Der Vertrag sah vor, daß die Ehe in drei Jahren vollzogen werden solle. In dieser Zeit hatte der Bräutigam jährlich 100 Pfund Heller, eine für die damalige Zeit stattliche Summe, für den Schmuck der Braut, die im väterlichen Hause blieb, zu geben. Die Trauung der 16-18jährigen Loretta mit dem fast doppelt so alten Erbgrafen Heinrich fand wie verabredet statt, wohl auch durch Prokura, vor dem 20. Januar 1315. Graf Johann II., der von 1290 bis 1324 auf Starkenberg regierte, und seine 2. Gemahlin Katharina von Ochsenstein/ Elsaß, eine Nichte König Rudolfs von Habsburg, wiesen dem jungen Paar als Wohnsitz und zum Unterhalt die Burg Herrstein mit Zubehör und den jährlichen Einkünften von 450 Pfund Heller an, dazu die der Abteidörfer und einiger Dörfer rechts der Nahe, endlich vier Fuder Wein, die Enkirch jährlich liefern mußte.

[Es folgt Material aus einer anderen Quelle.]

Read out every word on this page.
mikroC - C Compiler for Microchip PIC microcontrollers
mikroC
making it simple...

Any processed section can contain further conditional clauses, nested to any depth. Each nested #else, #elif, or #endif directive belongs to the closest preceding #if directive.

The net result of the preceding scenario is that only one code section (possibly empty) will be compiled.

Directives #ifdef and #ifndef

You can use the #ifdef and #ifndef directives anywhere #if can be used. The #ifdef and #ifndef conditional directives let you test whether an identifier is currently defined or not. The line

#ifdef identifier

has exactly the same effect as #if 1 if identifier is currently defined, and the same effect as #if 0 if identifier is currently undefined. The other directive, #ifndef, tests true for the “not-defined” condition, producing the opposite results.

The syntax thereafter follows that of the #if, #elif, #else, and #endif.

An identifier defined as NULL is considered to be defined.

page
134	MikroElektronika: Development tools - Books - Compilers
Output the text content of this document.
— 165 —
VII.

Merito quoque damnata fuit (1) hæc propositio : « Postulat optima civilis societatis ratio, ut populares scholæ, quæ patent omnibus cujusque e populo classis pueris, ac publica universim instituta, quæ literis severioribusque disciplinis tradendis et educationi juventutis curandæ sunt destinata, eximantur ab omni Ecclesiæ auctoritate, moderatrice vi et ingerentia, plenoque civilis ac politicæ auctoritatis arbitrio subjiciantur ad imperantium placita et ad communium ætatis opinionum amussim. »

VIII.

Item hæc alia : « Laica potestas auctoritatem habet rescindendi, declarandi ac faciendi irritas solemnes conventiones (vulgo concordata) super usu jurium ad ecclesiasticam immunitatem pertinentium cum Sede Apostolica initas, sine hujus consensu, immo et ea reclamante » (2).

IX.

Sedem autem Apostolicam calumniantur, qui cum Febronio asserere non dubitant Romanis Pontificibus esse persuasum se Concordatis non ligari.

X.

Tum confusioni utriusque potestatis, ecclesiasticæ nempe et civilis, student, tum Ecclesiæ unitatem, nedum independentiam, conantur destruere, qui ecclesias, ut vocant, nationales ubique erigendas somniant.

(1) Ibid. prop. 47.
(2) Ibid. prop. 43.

Am gleichen Tage vermachte Heinrich seiner jungen Frau dieses Heiratsgut Herrstein als Wittum und zur Nutznießung auf Lebenszeit. Die Brüder des regierenden Grafen, Heinrich und Gottfried, beide Geistliche, der erstere Propst in Maastricht und Aachen, der andere Domherr in Köln verzichteten auf ihre Erbrechte zugunsten des jungen Paares und begnügten sich mit Renten.
Auch die Braut brachte wenigstens auf dem Papiereine ansehnliche Mitgift in die Ehe: 2200 Pfund Metzer Pfennige versprach Lorettas Vater, Graf Johann I. von Salm. Infolge der dauernden Finanznöte kam das Salmer Zugelt, zahlbar jährlich in 420 Pfund kleinen Turnosen aus den Püttlinger Gefällen, Loretta nicht zugute, im Gegenteil, noch vor ihrem Lebensende luden ihr diese Anteile Probleme auf.Auch Lorettas Schwiegervater, obwohl nicht in solcher Finanzmisere wie der Obersalmer, konnte anläßlich der gleichzeitigen Vermählung seiner Tochter aus zweiter Ehe Blancheflor eine ähnliche hohe Mitgift nicht auszahlen, sondern mußte dafür Landbesitz verpfänden.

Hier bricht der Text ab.